Colaborou João ValadaresOBSTÁCULOS
Confira algumas dificuldades enfrentadas pelos presidenciáveis para formatar um discurso que cative o eleitor
Marina Silva
» Iniciou a trajetória política como uma ambientalista radical. Com a perspectiva de poder, abriu canais de diálogo com o agronegócio. O problema é que os apoiadores ligados à questão ambiental estão descontentes com a mudança de postura e o setor produtivo ainda não se convenceu do discurso.
» Ao incluir, no programa de governo apresentado na sexta-feira, reivindicações do público LGBT (lésbicas, gays, bissexuais e transgêneros), irritou os evangélicos.

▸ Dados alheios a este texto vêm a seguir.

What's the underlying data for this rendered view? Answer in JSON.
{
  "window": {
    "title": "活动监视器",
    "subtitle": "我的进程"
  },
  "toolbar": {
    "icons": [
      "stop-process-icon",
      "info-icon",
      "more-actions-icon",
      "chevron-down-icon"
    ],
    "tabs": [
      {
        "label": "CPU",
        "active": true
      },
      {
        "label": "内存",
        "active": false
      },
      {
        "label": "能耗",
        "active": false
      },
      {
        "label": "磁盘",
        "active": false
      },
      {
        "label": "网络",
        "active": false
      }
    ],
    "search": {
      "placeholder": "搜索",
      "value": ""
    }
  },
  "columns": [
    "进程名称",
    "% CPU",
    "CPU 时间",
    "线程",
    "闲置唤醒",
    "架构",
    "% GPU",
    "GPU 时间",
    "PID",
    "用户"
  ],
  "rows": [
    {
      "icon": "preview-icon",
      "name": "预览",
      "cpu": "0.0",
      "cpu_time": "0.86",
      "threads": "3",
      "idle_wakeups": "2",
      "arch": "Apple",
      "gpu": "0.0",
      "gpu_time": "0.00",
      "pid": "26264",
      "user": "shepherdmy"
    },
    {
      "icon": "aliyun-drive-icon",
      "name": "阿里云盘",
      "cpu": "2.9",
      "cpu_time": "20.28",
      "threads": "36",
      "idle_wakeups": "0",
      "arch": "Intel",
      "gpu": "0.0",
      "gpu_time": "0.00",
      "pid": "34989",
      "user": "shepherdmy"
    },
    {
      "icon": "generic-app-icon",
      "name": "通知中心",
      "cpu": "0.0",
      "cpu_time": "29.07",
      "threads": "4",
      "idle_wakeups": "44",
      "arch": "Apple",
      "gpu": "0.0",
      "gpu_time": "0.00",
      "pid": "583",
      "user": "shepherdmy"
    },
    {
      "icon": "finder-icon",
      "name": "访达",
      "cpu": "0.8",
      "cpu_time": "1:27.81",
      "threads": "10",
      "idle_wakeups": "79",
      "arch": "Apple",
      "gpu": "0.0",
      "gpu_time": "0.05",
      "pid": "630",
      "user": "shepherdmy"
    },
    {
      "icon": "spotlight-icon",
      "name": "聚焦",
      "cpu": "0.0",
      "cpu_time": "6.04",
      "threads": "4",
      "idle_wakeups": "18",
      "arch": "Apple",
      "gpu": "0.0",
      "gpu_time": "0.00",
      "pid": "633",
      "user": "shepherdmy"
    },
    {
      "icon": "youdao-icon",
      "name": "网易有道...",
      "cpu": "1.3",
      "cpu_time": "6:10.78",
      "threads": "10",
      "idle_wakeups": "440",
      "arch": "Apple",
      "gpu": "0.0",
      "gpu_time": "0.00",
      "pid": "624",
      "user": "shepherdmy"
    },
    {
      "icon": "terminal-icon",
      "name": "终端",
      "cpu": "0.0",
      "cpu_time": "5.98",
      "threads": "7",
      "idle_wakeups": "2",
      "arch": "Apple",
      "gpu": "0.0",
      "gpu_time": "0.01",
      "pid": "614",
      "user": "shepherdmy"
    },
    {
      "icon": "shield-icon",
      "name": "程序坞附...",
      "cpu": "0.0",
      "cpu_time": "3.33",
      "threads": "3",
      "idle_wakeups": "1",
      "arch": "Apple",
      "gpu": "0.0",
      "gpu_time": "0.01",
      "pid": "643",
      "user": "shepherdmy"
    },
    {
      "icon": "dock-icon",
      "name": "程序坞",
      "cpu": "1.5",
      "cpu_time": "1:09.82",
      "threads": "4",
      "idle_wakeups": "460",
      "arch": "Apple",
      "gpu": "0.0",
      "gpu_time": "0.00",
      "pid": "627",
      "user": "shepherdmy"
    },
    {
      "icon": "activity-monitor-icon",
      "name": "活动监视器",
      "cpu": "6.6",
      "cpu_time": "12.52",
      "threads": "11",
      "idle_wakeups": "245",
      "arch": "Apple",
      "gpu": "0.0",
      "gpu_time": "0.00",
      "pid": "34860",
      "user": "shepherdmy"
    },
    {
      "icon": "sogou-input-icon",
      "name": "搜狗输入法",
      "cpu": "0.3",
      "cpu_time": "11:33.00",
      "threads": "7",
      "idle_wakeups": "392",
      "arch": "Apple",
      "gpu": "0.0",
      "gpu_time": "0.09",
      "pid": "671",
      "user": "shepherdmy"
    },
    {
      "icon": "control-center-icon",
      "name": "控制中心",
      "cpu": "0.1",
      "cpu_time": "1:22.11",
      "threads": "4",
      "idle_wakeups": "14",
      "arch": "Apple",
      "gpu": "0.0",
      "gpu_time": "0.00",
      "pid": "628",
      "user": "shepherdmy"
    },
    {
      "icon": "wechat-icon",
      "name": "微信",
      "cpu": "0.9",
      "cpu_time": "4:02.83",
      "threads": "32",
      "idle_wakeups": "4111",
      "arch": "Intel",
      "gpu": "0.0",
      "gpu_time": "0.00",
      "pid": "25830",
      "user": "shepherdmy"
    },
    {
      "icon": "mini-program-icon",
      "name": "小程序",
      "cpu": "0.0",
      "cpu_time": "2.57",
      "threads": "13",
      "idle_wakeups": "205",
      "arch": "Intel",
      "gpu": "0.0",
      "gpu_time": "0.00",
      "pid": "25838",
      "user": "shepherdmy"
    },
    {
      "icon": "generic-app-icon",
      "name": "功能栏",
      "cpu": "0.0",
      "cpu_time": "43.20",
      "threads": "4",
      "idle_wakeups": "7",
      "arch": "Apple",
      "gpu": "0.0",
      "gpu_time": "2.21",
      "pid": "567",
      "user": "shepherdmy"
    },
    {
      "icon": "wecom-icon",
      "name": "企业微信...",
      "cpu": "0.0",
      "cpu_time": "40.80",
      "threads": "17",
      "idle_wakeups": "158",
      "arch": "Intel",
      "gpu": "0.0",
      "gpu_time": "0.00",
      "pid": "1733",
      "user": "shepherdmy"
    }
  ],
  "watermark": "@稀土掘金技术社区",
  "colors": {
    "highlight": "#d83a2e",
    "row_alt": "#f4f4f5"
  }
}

Ao retirar pontos sobre o tema no dia seguinte, desapontou os ativistas dos direitos homossexuais. Ao justificar a manobra, alegando “equívoco” na formulação do documento, demonstrou insegurança em relação às próprias propostas.
» Acena para uma nova configuração política, mas não explica como vai governar sem uma base de sustentação no Congresso e sem quadros técnicos para preencher os ministérios e demais órgãos da administração federal.
Aécio Neves
» Nas últimas semanas, prometeu aumentar os repasses aos programas sociais, propostas que geram impacto fiscal, sem, contudo, apontar fontes de recursos para as novas benesses.
Dilma Rousseff
» Aposta em um discurso com viés econômico, mas não consegue explicar de forma convincente por que a inflação está beirando o teto da meta e o crescimento econômico é pífio.
“A fragilidade de Marina não tem relação com a questão religiosa, mas vem da posição de uma candidata que, se eleita, precisará do apoio dos tucanos e dos petistas para governar”
Roberto Romano, cientista político
Albuquerque: campanha cometeu um erro
Após o recuo da candidata do PSB à Presidência da República, Marina Silva, que suprimiu do programa de governo o trecho em que assegurava o apoio a propostas legislativas em defesa do casamento de pessoas do mesmo sexo, o candidato a vice na chapa, deputado Beto Albuquerque (PSB-RS), admitiu ontem que a campanha cometeu um erro. “O equívoco foi uma campanha presidencial assumir compromissos com projetos de lei no Congresso, o que é uma invasão de competência. Então, não há recuo nos nossos compromissos com o movimento LGBT, com a defesa dos direitos civis desses companheiros, que, como todos os brasileiros, têm direitos assegurados”, disse, em Porto Alegre, onde participou de um corpo a corpo com eleitores.